Some things I've been working on

Thursday, January 31, 2008

I’ve been busy lately. Here are my current projects:

  • I implemented bit-vectors, byte-vectors and float-vectors, the resizable analogues of bit-arrays, byte-arrays and float-arrays. This nicely rounds out Factor’s sequences library; previously the only resizable types were strings and vectors; now every built-in array-like type has a resizable analogue. The literal syntax is simple:

    ?V{ t f t } ! bit vector
    BV{ 1 2 3 } ! byte vector
    FV{ 1.0 2.0 3.0 } ! float vector
    

    This is of course derived from V{ } for vectors, and ?{ } B{ } F{ } for bit, byte and float arrays, respectively.

    If you want to learn more, just look at the online help.

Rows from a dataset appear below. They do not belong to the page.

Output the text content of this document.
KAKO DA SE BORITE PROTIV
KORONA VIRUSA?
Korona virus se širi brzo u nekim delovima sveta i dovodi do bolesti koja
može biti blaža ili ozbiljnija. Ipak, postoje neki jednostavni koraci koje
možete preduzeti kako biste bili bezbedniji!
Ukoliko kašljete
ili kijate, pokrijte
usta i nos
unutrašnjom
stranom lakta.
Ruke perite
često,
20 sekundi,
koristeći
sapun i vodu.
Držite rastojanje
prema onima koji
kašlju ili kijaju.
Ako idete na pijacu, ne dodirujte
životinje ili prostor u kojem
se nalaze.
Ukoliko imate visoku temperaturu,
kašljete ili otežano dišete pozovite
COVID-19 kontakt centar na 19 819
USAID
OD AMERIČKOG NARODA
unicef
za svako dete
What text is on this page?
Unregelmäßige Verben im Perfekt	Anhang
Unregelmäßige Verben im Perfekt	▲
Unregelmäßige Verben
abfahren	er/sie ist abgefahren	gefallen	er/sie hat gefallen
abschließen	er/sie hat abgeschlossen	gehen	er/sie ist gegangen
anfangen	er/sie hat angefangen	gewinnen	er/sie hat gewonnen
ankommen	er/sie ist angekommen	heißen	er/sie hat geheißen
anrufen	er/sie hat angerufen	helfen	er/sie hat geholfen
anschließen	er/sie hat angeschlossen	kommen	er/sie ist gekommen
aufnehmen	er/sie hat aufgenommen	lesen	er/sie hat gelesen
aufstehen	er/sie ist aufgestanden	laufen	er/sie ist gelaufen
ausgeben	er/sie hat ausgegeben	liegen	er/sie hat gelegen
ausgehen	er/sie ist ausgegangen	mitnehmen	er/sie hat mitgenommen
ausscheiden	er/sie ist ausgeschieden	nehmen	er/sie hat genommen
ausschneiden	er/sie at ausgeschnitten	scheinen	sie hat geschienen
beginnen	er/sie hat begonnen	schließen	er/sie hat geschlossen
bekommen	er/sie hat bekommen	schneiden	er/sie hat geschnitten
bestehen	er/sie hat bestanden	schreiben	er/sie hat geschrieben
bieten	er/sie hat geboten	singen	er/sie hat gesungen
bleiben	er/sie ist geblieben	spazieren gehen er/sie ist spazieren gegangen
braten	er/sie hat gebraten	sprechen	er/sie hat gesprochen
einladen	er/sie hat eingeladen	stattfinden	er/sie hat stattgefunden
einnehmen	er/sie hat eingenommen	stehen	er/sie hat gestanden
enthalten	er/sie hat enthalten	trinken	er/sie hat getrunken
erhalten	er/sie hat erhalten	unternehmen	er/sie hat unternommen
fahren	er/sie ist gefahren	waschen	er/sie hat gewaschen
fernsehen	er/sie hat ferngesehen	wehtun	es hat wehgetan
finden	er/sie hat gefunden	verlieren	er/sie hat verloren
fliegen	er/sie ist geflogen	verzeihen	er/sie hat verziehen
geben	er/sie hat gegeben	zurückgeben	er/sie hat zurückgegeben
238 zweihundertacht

  • File system change notification: I have this working on Windows. When I implement it on Linux and Mac OS X I will blog about the API. This is really neat stuff, integrates with the I/O multiplexer loop so that waiting for notifications doesn’t block all of Factor.

  • New representation for strings. I’m just starting this, but it shouldn’t take too long. Right now, Factor strings are sequences of 16-bit characters, which is neither here nor there. It uses more memory than ASCII strings, but cannot represent every Unicode code point, since Unicode 5.0 requires 21 bits now. Totally brain-dead. The new representation is quite clever, and comes from Larceny Scheme. The idea is that strings are ASCII strings, but have an extra slot pointing to an ‘auxiliary vector’. If no auxiliary vector is set, the nth character of the string is just the nth byte. If an auxiliary vector is set, then the nth character has the nth byte as the least significant 8 bits, and the most significant 13 bits come from the nth double-byte in the auxiliary vector. Storing a non-ASCII character into the string creates an auxiliary vector if necessary. This reduces space usage for ASCII strings, it can represent every Unicode code point, and for strings with high code points in them, it still uses less space than the other alternative, UTF-32.